Just to show Kim Yo-Jong meant what she said, the North Koreans, in one great explosion, destroyed the beautiful new liaison office building inside the abandoned Kaesong Industrial Complex that South Korea’s President Moon Jae-In had bestowed on the North to facilitate coordination between working-level officials on both sides. Rather than express outrage over this irrefutable evidence of the futility of dealing reasonably with North Korea, Moon responded with disappointment and hurt feelings. For Moon and those around him, appeasement would be the likeliest way to restore dialogue, long since suspended, on basic issues including the North’s nuclear program, which Kim Jong-Un has no intention of shutting down.

The notion that North Korea might respond kindly to this approach is sheer fantasy. Chris Smith, a Republican representative from New Jersey, was the first member of congress to come out with a strongly worded attack on the anti-leaflet law even before it was enacted. Voicing “serious concerns over the trajectory in South Korea under President Moon Jae-In,” Smith said the Moon government was guilty of “undue acquiescence not only to the communist Democratic People’s Republic of Korea – as evidenced by this inane legislation criminalizing humanitarian outreach to North Korea–but also a diplomatic tilt towards communist China.” He was, he said, “troubled that legislators in an ostensibly vibrant democracy would contemplate criminalizing conduct aimed at promoting democracy and providing spiritual and humanitarian succor to people suffering under one of the cruelest communist dictatorships in the world.”

Objections to the legislation are showing signs of becoming a serious embarrassment to Moon and his government. Michael McCaul of Texas, a Republican on the foreign affairs committee of the House of Representatives, summarized the bitter irony of South Korea suppressing free speech at the bidding of North Korea. “A bright future for the Korean Peninsula rests on North Korea becoming more like South Korea, not the other way around,” he said. McCaul clearly believes that members of President-elect Joseph Biden’s Democratic Party will feel much the same way. “Freedom of expression is a core democratic value,” he said, “and bipartisan majorities in the U.S. Congress have long supported efforts to make outside information available in North Korea’s closed dictatorship.”

Now it’s up to the Biden administration to decide how strongly to press the issue of human rights in North Korea. We can only hope that Biden will want to deal more strongly than did Trump, who basically dropped the subject after having spoken out quite strongly about North Korea’s record in his first year as president.
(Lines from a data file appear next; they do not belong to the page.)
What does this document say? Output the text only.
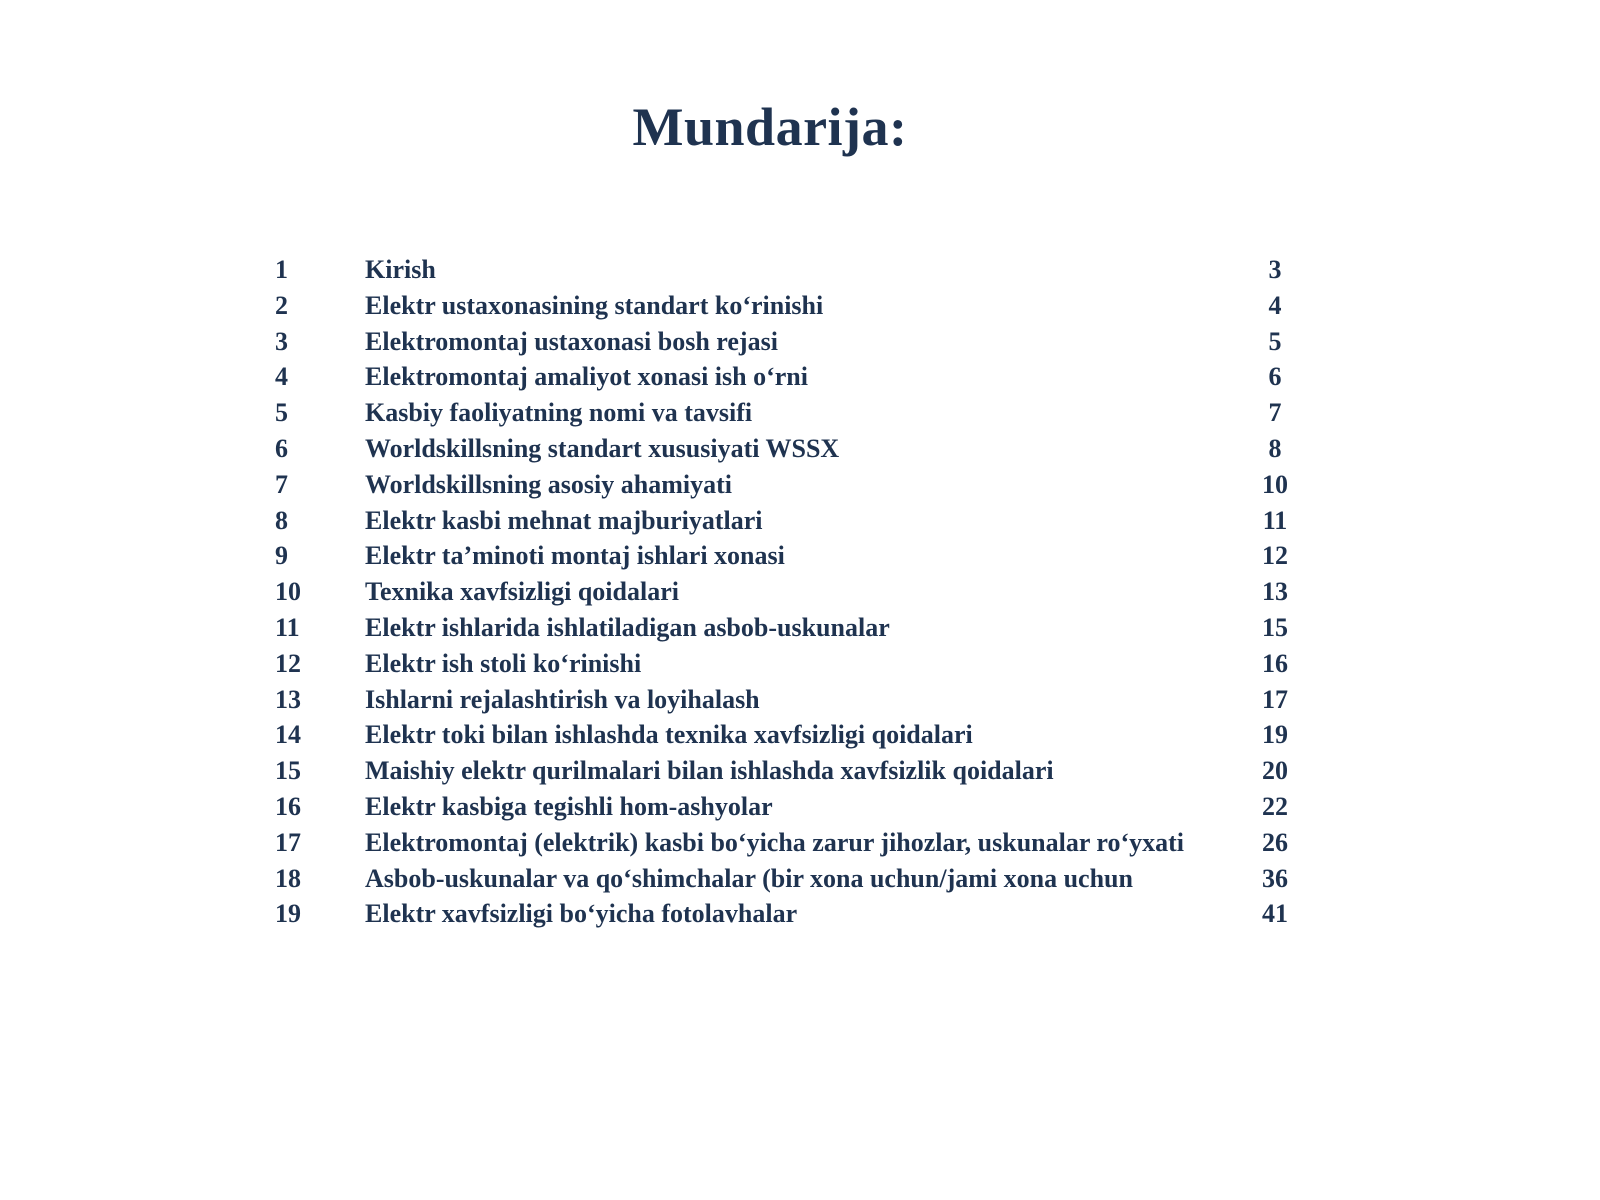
Mundarija:
1	Kirish	3
2	Elektr ustaxonasining standart ko‘rinishi	4
3	Elektromontaj ustaxonasi bosh rejasi	5
4	Elektromontaj amaliyot xonasi ish o‘rni	6
5	Kasbiy faoliyatning nomi va tavsifi	7
6	Worldskillsning standart xususiyati WSSX	8
7	Worldskillsning asosiy ahamiyati	10
8	Elektr kasbi mehnat majburiyatlari	11
9	Elektr ta’minoti montaj ishlari xonasi	12
10	Texnika xavfsizligi qoidalari	13
11	Elektr ishlarida ishlatiladigan asbob-uskunalar	15
12	Elektr ish stoli ko‘rinishi	16
13	Ishlarni rejalashtirish va loyihalash	17
14	Elektr toki bilan ishlashda texnika xavfsizligi qoidalari	19
15	Maishiy elektr qurilmalari bilan ishlashda xavfsizlik qoidalari	20
16	Elektr kasbiga tegishli hom-ashyolar	22
17	Elektromontaj (elektrik) kasbi bo‘yicha zarur jihozlar, uskunalar ro‘yxati	26
18	Asbob-uskunalar va qo‘shimchalar (bir xona uchun/jami xona uchun	36
19	Elektr xavfsizligi bo‘yicha fotolavhalar	41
Then, in 2018, Trump decided on a totally different approach. In his summit with Kim Jong-Un in Singapore in June of that year, he believed they had become such good friends as to say they “fell in love.” Americans since then have offered only token, pro forma comments on North Korea’s human rights record.

It’s not likely that the U.S. will want to wade into the controversy on an official diplomatic level right away considering the South Korean government’s fierce support for the balloon ban. What else is there to say after the unification ministry expressed “regret” at Quintana’s criticism of the bill. Surely there would be no point in the next secretary of state, Antony Blinken, getting into an exchange with South Korea’s foreign minister, Kang Kyung-Wha, who stoutly defended the legislation as needed to prevent nasty incidents along the demilitarized zone.

The controversy, though, is not ending. John Sifton, Asia advocacy director of Human Rights Watch in New York, summarized the great paradox in the South Korean position. “The South Korean government seems more interested in keeping North Korea’s Kim Jong-Un happy than letting its own citizens exercise their basic rights on behalf of their northern neighbors,” he said. “The bill does a great disservice to the people of both South Korea and North Korea.”

The bipartisan Tom Lantos human rights commission of the U.S. Congress is expected to launch a lengthy discussion on the topic after Biden’s inauguration, and human rights activists everywhere are not going to drop the subject. Eventually, those responsible for the bill may come to realize that muzzling the balloonists was a big mistake.

Don Kirk is a veteran correspondent who writes from Seoul and Washington, D.C.